Risk-Adjusted Performance

0 of 100

 
Weak
 
Strong
Very Weak
Over the last 90 days Neometals has generated negative risk-adjusted returns adding no value to investors with long positions. In spite of uncertain performance in the last few months, the Stock's technical and fundamental indicators remain rather sound which may send shares a bit higher in January 2025. The latest tumult may also be a sign of longer-term up-swing for the firm shareholders.

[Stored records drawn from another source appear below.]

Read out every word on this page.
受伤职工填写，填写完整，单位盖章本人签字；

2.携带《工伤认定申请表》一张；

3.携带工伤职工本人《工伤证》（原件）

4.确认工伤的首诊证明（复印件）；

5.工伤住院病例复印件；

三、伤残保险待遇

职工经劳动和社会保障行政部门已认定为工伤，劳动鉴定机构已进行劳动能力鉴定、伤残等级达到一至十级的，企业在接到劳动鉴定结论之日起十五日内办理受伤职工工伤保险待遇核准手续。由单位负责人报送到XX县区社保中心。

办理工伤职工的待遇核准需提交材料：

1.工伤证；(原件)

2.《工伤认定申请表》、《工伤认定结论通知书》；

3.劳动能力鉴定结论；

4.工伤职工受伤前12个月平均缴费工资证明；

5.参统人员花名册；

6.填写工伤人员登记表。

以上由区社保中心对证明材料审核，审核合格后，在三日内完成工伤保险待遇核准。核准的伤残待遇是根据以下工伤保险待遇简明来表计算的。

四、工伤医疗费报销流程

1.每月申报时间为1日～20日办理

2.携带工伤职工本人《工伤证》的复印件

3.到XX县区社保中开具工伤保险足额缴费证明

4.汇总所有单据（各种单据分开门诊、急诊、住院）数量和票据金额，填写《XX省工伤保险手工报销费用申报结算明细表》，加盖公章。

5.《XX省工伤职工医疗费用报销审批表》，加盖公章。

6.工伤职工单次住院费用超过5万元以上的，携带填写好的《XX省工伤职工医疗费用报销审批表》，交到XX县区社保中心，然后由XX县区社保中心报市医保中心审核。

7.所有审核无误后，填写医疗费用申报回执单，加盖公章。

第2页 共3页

Tata Steel and Neometals Volatility Contrast

   Predicted Return Density   
       Returns  

Pair Trading with Tata Steel and Neometals

The main advantage of trading using opposite Tata Steel and Neometals positions is that it hedges away some unsystematic risk. Because of two separate transactions, even if Tata Steel position performs unexpectedly, Neometals can make up some of the losses. Pair trading also minimizes risk from directional movements in the market. For example, if an entire industry or sector drops because of unexpected headlines, the short position in Neometals will offset losses from the drop in Neometals' long position.
The idea behind Tata Steel Limited and Neometals pairs trading is to make the combined position market-neutral, meaning the overall market's direction will not affect its win or loss (or potential downside or upside). This can be achieved by designing a pairs trade with two highly correlated stocks or equities that operate in a similar space or sector, making it possible to obtain profits through simple and relatively low-risk investment.
Check out your portfolio center.
Note that this page's information should be used as a complementary analysis to find the right mix of equity instruments to add to your existing portfolios or create a brand new portfolio. You can also try the USA ETFs module to find actively traded Exchange Traded Funds (ETF) in USA.